If I envy others anything, it’s their knowledge. So, I might get a twinge or two about a house or a new appliance, but that speaks more to where I’m at right now than deep-seated envy of others. Knowledge though, that’s different.

A case in point being my mate BA and their ability to say things in Latin, a language I regret not taking in school when it was offered. Then there’s UK and their ability to talk about art and what lies behind it, to recognise what’s what and by whom and know the backstory. Himself, too, has a seemingly bottomless pit of information about the most random things. He’s my go-to for explanations when I’m too lazy to Google.

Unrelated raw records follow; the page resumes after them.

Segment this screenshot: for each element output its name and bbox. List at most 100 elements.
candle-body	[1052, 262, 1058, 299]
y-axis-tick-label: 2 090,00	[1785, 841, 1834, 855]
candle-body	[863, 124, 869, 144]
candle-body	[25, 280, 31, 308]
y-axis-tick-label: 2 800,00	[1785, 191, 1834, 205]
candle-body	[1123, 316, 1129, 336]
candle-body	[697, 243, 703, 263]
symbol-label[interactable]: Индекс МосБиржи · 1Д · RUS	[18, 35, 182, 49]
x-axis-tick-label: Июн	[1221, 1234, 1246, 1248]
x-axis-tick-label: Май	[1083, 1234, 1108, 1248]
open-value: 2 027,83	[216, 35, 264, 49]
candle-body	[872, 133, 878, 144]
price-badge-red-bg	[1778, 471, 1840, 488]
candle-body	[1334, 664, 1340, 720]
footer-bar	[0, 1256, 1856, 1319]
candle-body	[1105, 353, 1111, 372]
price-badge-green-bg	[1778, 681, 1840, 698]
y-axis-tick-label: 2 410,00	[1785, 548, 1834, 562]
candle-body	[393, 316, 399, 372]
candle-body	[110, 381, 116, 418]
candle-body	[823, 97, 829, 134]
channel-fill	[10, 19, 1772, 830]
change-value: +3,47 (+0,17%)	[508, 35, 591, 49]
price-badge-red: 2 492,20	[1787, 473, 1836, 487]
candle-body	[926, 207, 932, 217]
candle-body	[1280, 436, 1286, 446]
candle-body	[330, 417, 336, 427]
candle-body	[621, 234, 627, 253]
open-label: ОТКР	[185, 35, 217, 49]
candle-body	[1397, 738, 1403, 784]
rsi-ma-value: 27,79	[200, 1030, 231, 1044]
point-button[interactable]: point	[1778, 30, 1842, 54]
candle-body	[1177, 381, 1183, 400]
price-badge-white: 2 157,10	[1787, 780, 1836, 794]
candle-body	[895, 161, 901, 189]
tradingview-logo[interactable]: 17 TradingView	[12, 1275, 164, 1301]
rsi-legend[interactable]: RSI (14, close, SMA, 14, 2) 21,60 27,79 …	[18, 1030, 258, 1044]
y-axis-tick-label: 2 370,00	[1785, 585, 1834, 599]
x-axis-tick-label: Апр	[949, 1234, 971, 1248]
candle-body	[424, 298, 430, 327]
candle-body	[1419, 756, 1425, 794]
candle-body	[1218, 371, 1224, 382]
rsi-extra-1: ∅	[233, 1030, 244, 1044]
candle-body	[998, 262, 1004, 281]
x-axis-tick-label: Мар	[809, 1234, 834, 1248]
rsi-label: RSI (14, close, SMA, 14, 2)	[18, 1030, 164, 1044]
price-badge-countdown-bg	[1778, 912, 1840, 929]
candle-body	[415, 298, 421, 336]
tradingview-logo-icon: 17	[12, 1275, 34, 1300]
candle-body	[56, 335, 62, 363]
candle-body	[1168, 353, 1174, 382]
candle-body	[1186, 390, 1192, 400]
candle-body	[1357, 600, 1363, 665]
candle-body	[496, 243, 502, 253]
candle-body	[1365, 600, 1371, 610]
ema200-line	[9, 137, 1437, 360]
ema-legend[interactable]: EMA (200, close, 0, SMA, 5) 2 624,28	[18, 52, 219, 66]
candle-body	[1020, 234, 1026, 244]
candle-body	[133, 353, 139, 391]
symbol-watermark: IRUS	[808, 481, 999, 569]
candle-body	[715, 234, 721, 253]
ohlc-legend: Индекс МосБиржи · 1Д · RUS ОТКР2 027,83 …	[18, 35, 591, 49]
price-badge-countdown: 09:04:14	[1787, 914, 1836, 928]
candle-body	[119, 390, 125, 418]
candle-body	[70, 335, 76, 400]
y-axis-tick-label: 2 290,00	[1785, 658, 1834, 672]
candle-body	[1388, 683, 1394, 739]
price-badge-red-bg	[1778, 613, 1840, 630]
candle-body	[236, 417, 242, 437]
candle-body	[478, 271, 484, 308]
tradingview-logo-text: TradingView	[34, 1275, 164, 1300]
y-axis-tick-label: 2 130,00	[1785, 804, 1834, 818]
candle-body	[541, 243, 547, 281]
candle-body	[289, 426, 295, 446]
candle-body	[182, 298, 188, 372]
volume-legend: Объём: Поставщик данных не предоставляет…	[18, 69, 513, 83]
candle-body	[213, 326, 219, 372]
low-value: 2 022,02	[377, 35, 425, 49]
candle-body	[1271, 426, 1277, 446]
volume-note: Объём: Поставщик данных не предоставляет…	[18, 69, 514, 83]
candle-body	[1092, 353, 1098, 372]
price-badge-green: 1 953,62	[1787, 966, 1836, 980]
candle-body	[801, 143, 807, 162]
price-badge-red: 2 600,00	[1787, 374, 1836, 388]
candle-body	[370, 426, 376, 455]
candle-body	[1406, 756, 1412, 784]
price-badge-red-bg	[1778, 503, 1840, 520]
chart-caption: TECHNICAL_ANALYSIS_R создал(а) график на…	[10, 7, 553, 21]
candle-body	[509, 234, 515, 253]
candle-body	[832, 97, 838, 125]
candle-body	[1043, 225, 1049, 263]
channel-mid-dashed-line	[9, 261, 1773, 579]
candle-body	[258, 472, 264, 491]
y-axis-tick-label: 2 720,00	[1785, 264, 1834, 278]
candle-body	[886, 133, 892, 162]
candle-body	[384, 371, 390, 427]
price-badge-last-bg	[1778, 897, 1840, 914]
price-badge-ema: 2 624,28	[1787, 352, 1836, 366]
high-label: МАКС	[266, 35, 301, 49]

And yes, of course, if I was really bothered by it, I could spend the time learning whatever it is I feel I’m missing. But I rarely do. That doesn’t mean I don’t learn stuff, though.
I’m blessed that my editing work takes me places I’d never visit out of choice. I recently finished a fascinating study of human rights diplomacy, which makes me wonder what Mr O is up to with this latest move:
A new decree in Hungary has ordered children’s booksellers to wrap books and media that depict homosexuality in “closed packaging.”

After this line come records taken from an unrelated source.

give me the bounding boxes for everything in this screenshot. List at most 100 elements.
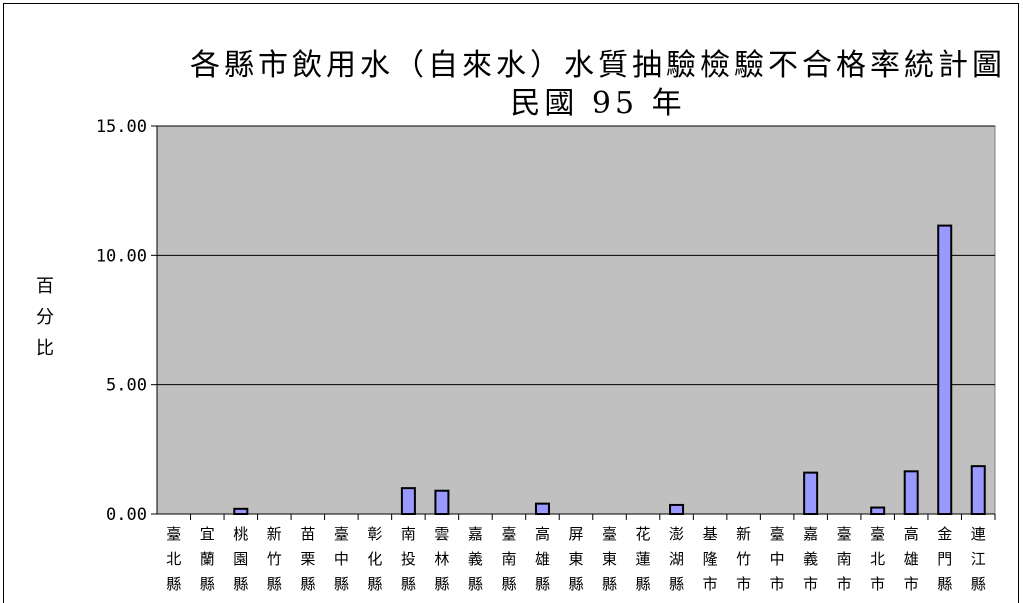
x-tick-label: 縣 — [367, 575, 382, 593]
y-axis-label-char: 分 — [36, 307, 54, 328]
bar — [870, 506, 886, 515]
x-tick-label: 縣 — [434, 575, 449, 593]
x-tick-label: 縣 — [501, 575, 516, 593]
x-tick-label: 雄 — [904, 550, 919, 568]
x-tick-label: 縣 — [937, 575, 952, 593]
x-tick-label: 南 — [401, 525, 416, 543]
x-tick-label: 嘉 — [468, 525, 483, 543]
x-tick-label: 市 — [904, 575, 919, 593]
x-tick-label: 連 — [971, 525, 986, 543]
x-tick-label: 市 — [837, 575, 852, 593]
x-tick-label: 高 — [904, 525, 919, 543]
x-tick-label: 嘉 — [803, 525, 818, 543]
x-tick-label: 宜 — [200, 525, 215, 543]
chart-title: 各縣市飲用水（自來水）水質抽驗檢驗不合格率統計圖 — [190, 48, 1006, 83]
bar — [669, 503, 685, 515]
x-tick-label: 南 — [837, 550, 852, 568]
y-tick-label: 5.00 — [106, 376, 147, 396]
x-tick-label: 彰 — [367, 525, 382, 543]
x-tick-label: 縣 — [669, 575, 684, 593]
x-tick-label: 東 — [568, 550, 583, 568]
y-tick-label: 15.00 — [96, 117, 147, 137]
plot-area — [156, 125, 996, 515]
x-tick-label: 市 — [770, 575, 785, 593]
x-tick-label: 雲 — [434, 525, 449, 543]
x-tick-label: 縣 — [200, 575, 215, 593]
x-tick-label: 縣 — [602, 575, 617, 593]
x-tick-label: 中 — [770, 550, 785, 568]
x-tick-label: 縣 — [535, 575, 550, 593]
y-tick-label: 0.00 — [106, 505, 147, 525]
x-tick-label: 金 — [937, 525, 952, 543]
x-tick-label: 南 — [501, 550, 516, 568]
bar — [400, 487, 416, 515]
y-axis-label: 百分比 — [36, 276, 54, 359]
x-tick-label: 縣 — [401, 575, 416, 593]
x-tick-label: 臺 — [602, 525, 617, 543]
x-tick-label: 苗 — [300, 525, 315, 543]
bar — [937, 224, 953, 515]
x-tick-label: 縣 — [334, 575, 349, 593]
x-tick-label: 澎 — [669, 525, 684, 543]
x-tick-label: 蓮 — [636, 550, 651, 568]
x-tick-label: 北 — [870, 550, 885, 568]
x-tick-label: 臺 — [166, 525, 181, 543]
bar — [233, 507, 249, 515]
y-axis-ticks: 0.00 5.00 10.00 15.00 — [96, 117, 158, 525]
x-tick-label: 桃 — [233, 525, 248, 543]
x-tick-label: 縣 — [568, 575, 583, 593]
x-tick-label: 蘭 — [200, 550, 215, 568]
bar — [903, 470, 919, 516]
x-tick-label: 縣 — [300, 575, 315, 593]
chart-subtitle: 民國 95 年 — [510, 86, 685, 121]
x-tick-label: 臺 — [837, 525, 852, 543]
x-tick-label: 縣 — [468, 575, 483, 593]
x-axis-labels: 臺北縣宜蘭縣桃園縣新竹縣苗栗縣臺中縣彰化縣南投縣雲林縣嘉義縣臺南縣高雄縣屏東縣臺… — [157, 513, 996, 593]
x-tick-label: 臺 — [334, 525, 349, 543]
x-tick-label: 新 — [267, 525, 282, 543]
x-tick-label: 基 — [703, 525, 718, 543]
x-tick-label: 縣 — [267, 575, 282, 593]
x-tick-label: 江 — [971, 550, 986, 568]
x-tick-label: 中 — [334, 550, 349, 568]
x-tick-label: 化 — [367, 550, 382, 568]
y-axis-label-char: 比 — [36, 338, 54, 359]
bar — [534, 502, 550, 515]
x-tick-label: 縣 — [971, 575, 986, 593]
bar — [970, 465, 986, 515]
x-tick-label: 縣 — [166, 575, 181, 593]
x-tick-label: 義 — [468, 550, 483, 568]
x-tick-label: 雄 — [535, 550, 550, 568]
chart-frame — [3, 3, 1019, 603]
x-tick-label: 竹 — [736, 550, 751, 568]
y-tick-label: 10.00 — [96, 246, 147, 266]
x-tick-label: 臺 — [770, 525, 785, 543]
x-tick-label: 新 — [736, 525, 751, 543]
x-tick-label: 栗 — [300, 550, 315, 568]
x-tick-label: 園 — [233, 550, 248, 568]
bar — [434, 489, 450, 516]
x-tick-label: 北 — [166, 550, 181, 568]
x-tick-label: 義 — [803, 550, 818, 568]
x-tick-label: 花 — [636, 525, 651, 543]
x-tick-label: 縣 — [233, 575, 248, 593]
x-tick-label: 臺 — [870, 525, 885, 543]
x-tick-label: 市 — [736, 575, 751, 593]
x-tick-label: 竹 — [267, 550, 282, 568]
x-tick-label: 臺 — [501, 525, 516, 543]
x-tick-label: 林 — [434, 550, 449, 568]
x-tick-label: 屏 — [568, 525, 583, 543]
x-tick-label: 市 — [803, 575, 818, 593]
x-tick-label: 高 — [535, 525, 550, 543]
x-tick-label: 市 — [870, 575, 885, 593]
x-tick-label: 縣 — [636, 575, 651, 593]
x-tick-label: 東 — [602, 550, 617, 568]
y-axis-label-char: 百 — [36, 276, 54, 297]
x-tick-label: 隆 — [703, 550, 718, 568]
bar — [803, 471, 819, 516]
x-tick-label: 市 — [703, 575, 718, 593]
x-tick-label: 門 — [937, 550, 952, 568]
x-tick-label: 投 — [401, 550, 416, 568]
x-tick-label: 湖 — [669, 550, 684, 568]
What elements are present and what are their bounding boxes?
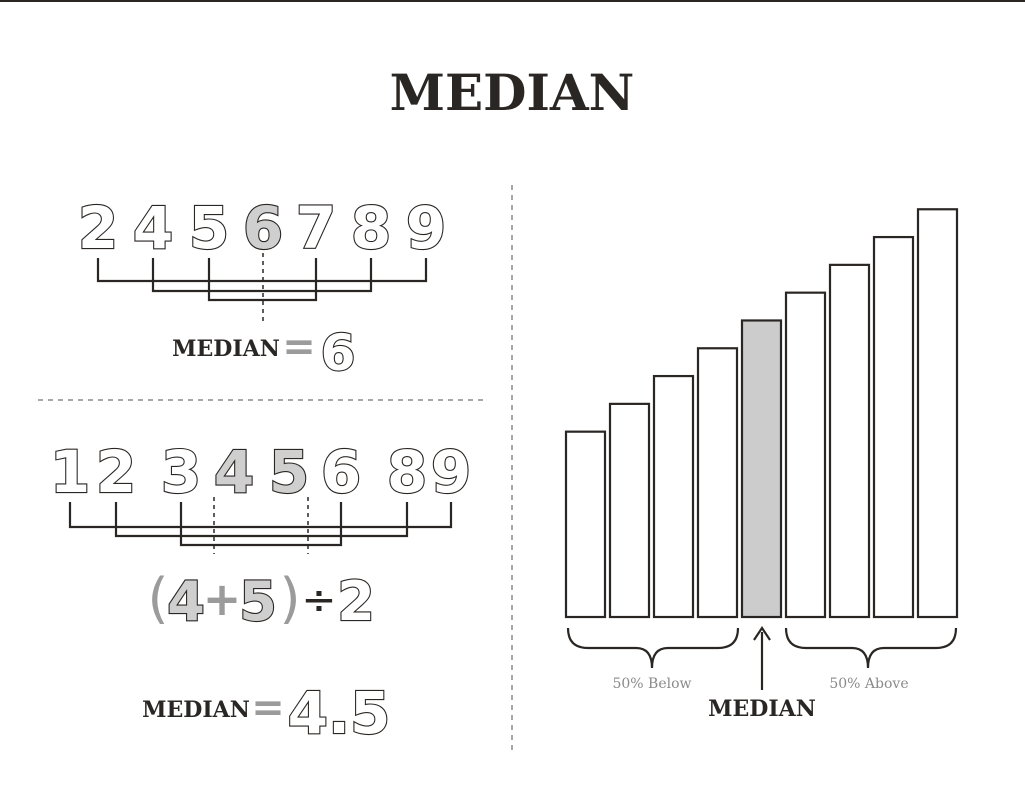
even-number-5: 6	[321, 438, 361, 506]
odd-number-2: 5	[189, 194, 229, 262]
odd-number-3: 6	[243, 194, 283, 262]
odd-number-0: 2	[78, 194, 118, 262]
odd-median-value: 6	[321, 324, 356, 382]
formula-divisor: 2	[337, 570, 375, 633]
odd-number-1: 4	[133, 194, 173, 262]
page-title: MEDIAN	[390, 63, 635, 122]
median-bar	[740, 319, 783, 619]
odd-number-6: 9	[406, 194, 446, 262]
bar-chart	[564, 208, 959, 619]
median-arrow-icon	[753, 626, 771, 641]
even-number-1: 2	[96, 438, 136, 506]
even-number-7: 9	[431, 438, 471, 506]
bar-8	[916, 208, 959, 619]
even-number-6: 8	[387, 438, 427, 506]
odd-median-label: MEDIAN	[172, 336, 280, 362]
even-number-3: 4	[214, 438, 254, 506]
formula-a: 4	[167, 570, 205, 633]
bar-2	[652, 374, 695, 619]
bar-0	[564, 430, 607, 619]
formula-open-paren: (	[147, 567, 168, 630]
below-label: 50% Below	[612, 676, 691, 692]
formula-b: 5	[239, 570, 277, 633]
even-equals-sign: =	[251, 685, 285, 731]
chart-median-label: MEDIAN	[708, 696, 816, 722]
formula-close-paren: )	[279, 567, 300, 630]
formula-plus: +	[203, 572, 242, 626]
even-number-0: 1	[50, 438, 90, 506]
bar-7	[872, 235, 915, 619]
bar-3	[696, 347, 739, 619]
odd-brackets	[96, 253, 428, 322]
bar-6	[828, 263, 871, 619]
even-number-4: 5	[269, 438, 309, 506]
above-label: 50% Above	[829, 676, 908, 692]
even-brackets	[68, 497, 453, 554]
bar-1	[608, 402, 651, 619]
above-brace	[784, 627, 958, 669]
even-median-label: MEDIAN	[142, 697, 250, 723]
bar-5	[784, 291, 827, 619]
odd-number-5: 8	[351, 194, 391, 262]
formula-divide: ÷	[301, 575, 336, 624]
chart-annotations: 50% Below 50% Above MEDIAN	[566, 626, 958, 722]
below-brace	[566, 627, 740, 669]
even-median-value: 4.5	[288, 679, 391, 747]
odd-number-4: 7	[296, 194, 336, 262]
even-formula: ( 4 + 5 ) ÷ 2	[147, 567, 375, 634]
odd-equals-sign: =	[282, 324, 316, 370]
even-number-2: 3	[161, 438, 201, 506]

It’s boy and girl only. Anything else is considered a deviation from the norm.
This bothers me. It really bothers me. That I am living in a country that could pass such a law unsettles me. And while my roots here are deep and growing deeper by the day as I literally sink everything into a new project, there’s a nervousness there that will have to be dealt with.
Another study that crossed my desk was one on demographic imaginaries in this part of the world. While countries like Hungary and Belarus are busy trying to incentivise population growth by offering cars and houses and medals to women who do their part to reverse the trend, they don’t seem to be doing much to arrest the chief culprit –  emigration. Creating a country young people don’t want to leave would seem a smarter spend.

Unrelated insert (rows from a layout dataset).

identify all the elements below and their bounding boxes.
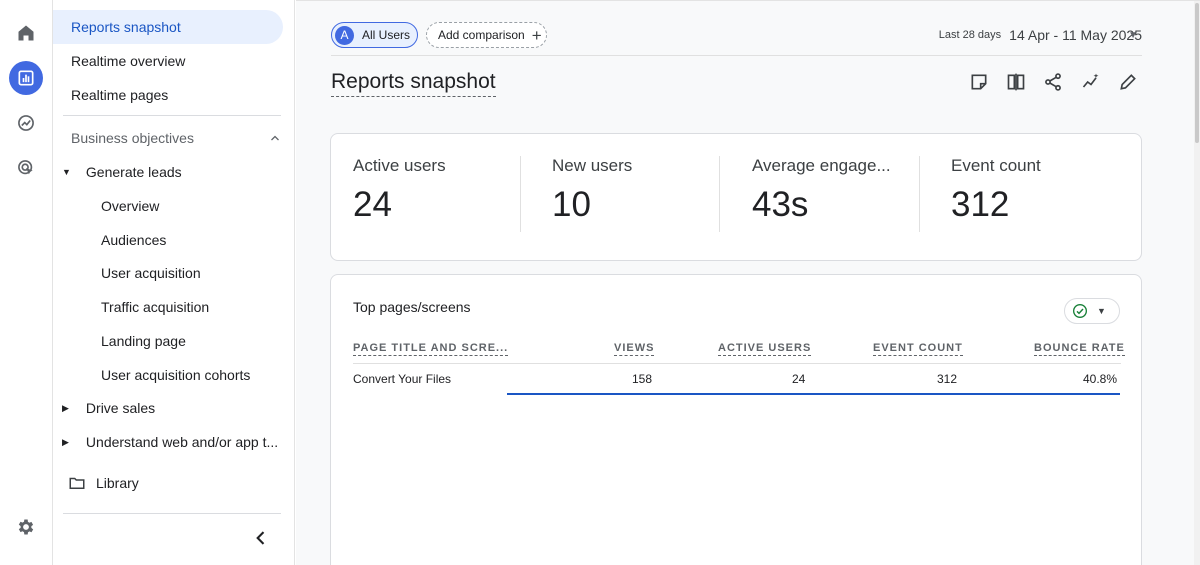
column-header-active-users[interactable]: ACTIVE USERS (718, 342, 812, 356)
metric-event-count[interactable]: Event count 312 (951, 156, 1131, 225)
main-content: A All Users Add comparison + Last 28 day… (296, 0, 1200, 565)
metrics-card: Active users 24 New users 10 Average eng… (330, 133, 1142, 261)
nav-reports-snapshot-label: Reports snapshot (71, 19, 181, 35)
icon-rail (0, 0, 53, 565)
card-title: Top pages/screens (353, 299, 471, 315)
home-icon[interactable] (9, 16, 43, 50)
metric-divider (919, 156, 920, 232)
collapse-nav-button[interactable] (251, 528, 271, 548)
annotation-icon[interactable] (967, 70, 991, 94)
nav-traffic-acquisition-label: Traffic acquisition (101, 299, 210, 315)
nav-overview[interactable]: Overview (101, 189, 159, 223)
date-range-label: Last 28 days (938, 29, 1002, 41)
nav-business-objectives[interactable]: Business objectives (71, 121, 281, 155)
column-header-views[interactable]: VIEWS (614, 342, 655, 356)
nav-reports-snapshot[interactable]: Reports snapshot (53, 10, 283, 44)
nav-understand-web-app-label: Understand web and/or app t... (85, 434, 279, 450)
nav-realtime-overview-label: Realtime overview (71, 53, 186, 69)
cell-active-users: 24 (792, 372, 806, 386)
nav-user-acquisition[interactable]: User acquisition (101, 256, 201, 290)
metric-label: Average engage... (752, 156, 891, 175)
metric-divider (719, 156, 720, 232)
caret-right-icon: ▶ (62, 402, 69, 413)
add-comparison-label: Add comparison (438, 28, 525, 42)
nav-drive-sales-label: Drive sales (85, 400, 156, 416)
date-range-value: 14 Apr - 11 May 2025 (1009, 27, 1142, 43)
edit-icon[interactable] (1116, 70, 1140, 94)
row-highlight-line (507, 393, 1120, 395)
cell-bounce-rate: 40.8% (1083, 372, 1118, 386)
nav-business-objectives-label: Business objectives (71, 130, 194, 146)
nav-user-acquisition-cohorts[interactable]: User acquisition cohorts (101, 358, 250, 392)
nav-landing-page[interactable]: Landing page (101, 324, 186, 358)
nav-landing-page-label: Landing page (101, 333, 186, 349)
header-divider (331, 55, 1142, 56)
caret-down-icon: ▼ (1097, 306, 1106, 316)
nav-realtime-pages[interactable]: Realtime pages (71, 78, 168, 112)
chevron-left-icon (256, 531, 265, 545)
cell-event-count: 312 (937, 372, 958, 386)
nav-divider (63, 115, 281, 116)
all-users-label: All Users (362, 28, 411, 42)
nav-drive-sales[interactable]: ▶ Drive sales (62, 391, 155, 425)
metric-active-users[interactable]: Active users 24 (353, 156, 533, 225)
page-scrollbar[interactable] (1194, 1, 1200, 565)
top-pages-card: Top pages/screens ▼ PAGE TITLE AND SCRE.… (330, 274, 1142, 565)
column-header-event-count[interactable]: EVENT COUNT (873, 342, 963, 356)
nav-library[interactable]: Library (68, 466, 139, 500)
metric-label: Active users (353, 156, 446, 175)
column-header-page-title[interactable]: PAGE TITLE AND SCRE... (353, 342, 509, 356)
caret-down-icon[interactable]: ▼ (1128, 30, 1138, 41)
all-users-chip[interactable]: A All Users (331, 22, 418, 48)
caret-down-icon: ▼ (62, 167, 71, 177)
nav-understand-web-app[interactable]: ▶ Understand web and/or app t... (62, 425, 278, 459)
folder-icon (69, 477, 85, 489)
nav-generate-leads-label: Generate leads (85, 164, 182, 180)
metric-value: 10 (552, 185, 591, 224)
metric-label: Event count (951, 156, 1041, 175)
metric-label: New users (552, 156, 633, 175)
settings-icon[interactable] (9, 510, 43, 544)
caret-right-icon: ▶ (62, 436, 69, 447)
nav-user-acquisition-cohorts-label: User acquisition cohorts (101, 367, 251, 383)
chevron-up-icon (271, 135, 279, 141)
metric-new-users[interactable]: New users 10 (552, 156, 732, 225)
cell-views: 158 (632, 372, 653, 386)
metric-divider (520, 156, 521, 232)
cell-page-title: Convert Your Files (353, 372, 452, 386)
audience-avatar: A (335, 25, 354, 45)
reports-nav: Reports snapshot Realtime overview Realt… (53, 0, 295, 565)
metric-value: 312 (951, 185, 1010, 224)
scrollbar-thumb[interactable] (1195, 3, 1199, 143)
metric-average-engagement[interactable]: Average engage... 43s (752, 156, 932, 225)
reports-icon[interactable] (9, 61, 43, 95)
nav-generate-leads[interactable]: ▼ Generate leads (62, 155, 182, 189)
comparison-status-dropdown[interactable]: ▼ (1064, 298, 1120, 324)
nav-divider (63, 513, 281, 514)
nav-overview-label: Overview (101, 198, 160, 214)
nav-library-label: Library (96, 475, 139, 491)
metric-value: 24 (353, 185, 392, 224)
compare-icon[interactable] (1004, 70, 1028, 94)
nav-audiences[interactable]: Audiences (101, 223, 166, 257)
column-header-bounce-rate[interactable]: BOUNCE RATE (1034, 342, 1125, 356)
nav-traffic-acquisition[interactable]: Traffic acquisition (101, 290, 209, 324)
nav-user-acquisition-label: User acquisition (101, 265, 201, 281)
check-circle-icon (1073, 304, 1087, 318)
add-comparison-button[interactable]: Add comparison + (426, 22, 547, 48)
table-header-rule (353, 363, 1121, 364)
nav-realtime-overview[interactable]: Realtime overview (71, 44, 185, 78)
page-title[interactable]: Reports snapshot (331, 69, 496, 97)
nav-realtime-pages-label: Realtime pages (71, 87, 169, 103)
insights-icon[interactable] (1079, 70, 1103, 94)
date-range-picker[interactable]: Last 28 days 14 Apr - 11 May 2025 (939, 27, 1142, 43)
advertising-icon[interactable] (9, 151, 43, 185)
explore-icon[interactable] (9, 106, 43, 140)
nav-audiences-label: Audiences (101, 232, 167, 248)
share-icon[interactable] (1041, 70, 1065, 94)
plus-icon: + (531, 25, 542, 45)
metric-value: 43s (752, 185, 809, 224)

In recent weeks, I also learned about Dialogue for Peace, the Marian apparitions in La Salette, and Ireland’s national cultural institutions.
Last week, Mike Romeo introduced me to the poet Stanley Kunitz and his poem, The Layers.
I have walked through many lives,
some of them my own,
and I am not who I was,
though some principle of being
abides, from which I struggle
not to stray.
I thought it a fitting reflection of where I am and what I’m doing.

4 Responses

  1. Their ability . . . Bloody Hell, Mary . . . from anyone else that would be an insult!!! I hadn’t heard of the latest OV excess, he’s clearly past it . . . actually, he doesn’t look well. There are indeed times when I feel disposed to go back.